KM-819 inhibits FAS-associated factor one (FAF1), a protein that plays a role in programed cell death and is associated with the accumulation of alpha-synuclein. In previous cell and animal studies, KM-819 protected dopaminergic cells and prevented alpha-synuclein from accumulating.
In part 1a of the Phase 2 trial, three dosage strengths of KM-819 demonstrated a favorable safety profile compared to placebo in healthy adults. Part 1b will evaluate the safety and pharmacokinetics of 200 mg, 400 mg, and 600 mg of KM-819 vs placebo in patients with Parkinson’s disease. Results will be used to determine the optimal dosage for study in part 2 of the Phase 2 trial, which will randomly assign patients with Parkinson’s disease to KM-819 or placebo for two years. Effectiveness will be evaluated using the Unified Parkinson’s Disease Rating Scale-Part 2: Activities of Daily Living.
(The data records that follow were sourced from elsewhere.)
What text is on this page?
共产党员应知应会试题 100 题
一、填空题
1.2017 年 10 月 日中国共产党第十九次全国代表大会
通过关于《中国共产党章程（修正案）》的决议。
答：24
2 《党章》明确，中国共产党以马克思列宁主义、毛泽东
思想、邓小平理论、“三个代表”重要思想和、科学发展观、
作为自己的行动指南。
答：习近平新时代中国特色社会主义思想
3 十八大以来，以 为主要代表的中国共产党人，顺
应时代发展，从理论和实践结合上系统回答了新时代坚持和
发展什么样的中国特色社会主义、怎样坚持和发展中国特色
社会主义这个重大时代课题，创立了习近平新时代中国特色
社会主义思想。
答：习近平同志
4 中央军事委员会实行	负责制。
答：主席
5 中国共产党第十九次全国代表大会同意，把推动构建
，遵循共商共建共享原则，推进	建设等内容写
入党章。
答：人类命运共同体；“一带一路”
In a press release, FAScinate Therapeutics stated “We are pleased with the prospects of KM-819 as a disease-modifying treatment for Parkinson’s disease as we progress through Phase 2 trials. Part 1a showed favorable safety even at very high doses, and we are excited to now initiate Part 1b. KM-819 shows great promise when it comes to the neuroprotection of dopaminergic cells, including GBA mutation, as well as in clearing alpha-synuclein.” The company also plans to test KM-819 for the treatment of multiple system atrophy.